Wednesday, September 24, 2008

Chunky Peanut Butter

Designing your Interface.

For the past few posts, I've been dancing around a core idea that doesn't get much play: the resolution of your interface.

I don't mean 800x600 or whatever. I'm talking about the detail level of the control that your interface gives the user.

On one side is the quick time event: the user doesn't have much control. He either pushes the button and moves on, or fails to push the button and gets moved back. It's a lot like Chutes and Ladders: the sense of control is largely illusion, and any skill test that might be there is simple pass/fail.

On the other side is Quake and buddies. Allowing you to control your position and direction with exquisitely fine control, the game's complexity arises from the natural, physical complexity of the rules combined with the nature, physical detail of the controller.

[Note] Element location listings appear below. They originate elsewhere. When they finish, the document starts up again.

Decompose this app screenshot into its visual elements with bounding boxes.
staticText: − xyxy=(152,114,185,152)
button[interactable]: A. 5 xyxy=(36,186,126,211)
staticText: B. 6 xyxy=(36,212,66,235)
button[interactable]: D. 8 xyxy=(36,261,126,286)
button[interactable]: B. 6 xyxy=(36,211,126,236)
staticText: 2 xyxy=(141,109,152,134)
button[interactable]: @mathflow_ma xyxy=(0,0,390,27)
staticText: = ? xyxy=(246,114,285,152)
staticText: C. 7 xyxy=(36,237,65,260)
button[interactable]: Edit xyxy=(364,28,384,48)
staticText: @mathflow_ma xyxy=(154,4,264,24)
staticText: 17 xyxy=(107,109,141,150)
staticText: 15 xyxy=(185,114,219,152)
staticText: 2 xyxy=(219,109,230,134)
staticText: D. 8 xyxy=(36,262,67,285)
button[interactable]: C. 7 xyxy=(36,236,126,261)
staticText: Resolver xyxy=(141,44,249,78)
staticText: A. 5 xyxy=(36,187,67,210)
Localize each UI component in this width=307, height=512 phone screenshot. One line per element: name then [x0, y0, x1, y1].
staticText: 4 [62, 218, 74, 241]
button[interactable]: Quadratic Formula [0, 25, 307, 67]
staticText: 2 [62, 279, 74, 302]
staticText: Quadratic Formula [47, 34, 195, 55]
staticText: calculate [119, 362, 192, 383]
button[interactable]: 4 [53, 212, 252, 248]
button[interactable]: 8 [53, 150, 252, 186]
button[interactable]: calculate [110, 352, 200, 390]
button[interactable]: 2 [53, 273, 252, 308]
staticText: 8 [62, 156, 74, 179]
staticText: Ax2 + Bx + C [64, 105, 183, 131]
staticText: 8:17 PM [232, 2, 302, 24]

A game with that high level of physical complexity but a less complex controller is not the same at all. There are many games which have the same basic physical nature as a first person shooter - for example, Crackdown. However, their control system is not as fine: Crackdown's aiming system is automatic instead of the skill test you'll find in Quake. There are other examples.

I spoke of "grooved space", such as what you find in Sly Cooper. Sly Cooper's physical complexity is about as high as Quake, but the gameplay is radically different because the way you interact with that complexity is very different. Sly's acrobatics are largely helped along by Sly himself: you jump for a spire, he lands on the spire, no need to worry about pixel-perfect exactness.

As pointed out by Mory, this can lead to a boring game: it reduces the amount of skill required by a tremendous amount. However, in Sly's case, this reduction does not harm the game. It helps the game, because the game's main skill focus is on timing. All of the jumping around and combat and so forth is made much simpler so that the game can focus on timing.

The game eagerly switches between kinds of timing, running the gamut from Solid-Snake-like sneaking to Sonic-the-Hedgehog-like sprinting and jumping. It even has its Guitar Hero moments. But this breadth of experience wouldn't be possible if the low-level skill challenges were really hard. It would require too much effort for the player to just DO things, let alone do them with proper timing.

There's no "right answer": a game with a very low-grain interaction can be fun: play Rock Band. A game with a very high-grain interaction can be fun: play Quake. And everything in the middle can be fun, too. But they are very different approaches, and their side effects need to be understood by the developers. That's why Sly 2 & 3 weren't so hot.

As a side note, I've been giving examples of games where the space is complex and the controls are simple, but the opposite is also possible and, in fact, almost indistinguishable. Thinking about space and how the player moves through it as two separate elements is not a good idea: it's really one element. Game space-time, you could say.

For example, in Crackdown, movement is very high-grain. You have as much control over your movement as you do in Quake, and you have much better movement capabilities. However, it's not usually a high-skill situation: the world is carefully designed to fit your capabilities, so being a bit rough on the controls works out fine. It's the same result as Sly's "yes, I can land on that spire", but approached from the other side.

Whew.

Do you see what I mean? What games are you playing, and where do they fall on this scale?

2 comments:

Olick said...

Since I don't have power I'm not playing any games. However I play Rock Band, which is of course.. well it has no significant choices. You either get the note right or don't. But I still enjoy the game much, probably in no small part because I enjoy the music so much.

Other than that I've been playing.. Rpgs? Oh, and Super Mario Galaxy. Super Mario Galaxy is great. When it comes to granularity, it sorta operates in a medium. Attacks are forgiving, pointing in the general direction works for shells, spin attacks similarly work for longer than they seem to. Jumping is less forgiving, and while preciseness is not a requirement, it is a benefit. Its still sort of a middle requirement. Some things seem to happen automatically. Pull stars always get you close enough to the next planetoid, large enough jumps always happen to switch your gravity to the planetoid you were aiming at (if you aimed right). I think its an example of Crackdown style grainyness. Its not that jumping from X places lands you on another asteriod, its that the gravities and distances are precisely placed so that you can reach the target you need to.

I suppose shooting stars are examples of low-granularity, fire from a cannon, and maybe have another cannon in the middle of the path, or have some star bits to pick up.

Craig Perko said...

Yeah, that's about what I was thinking about Super Mario Galaxy.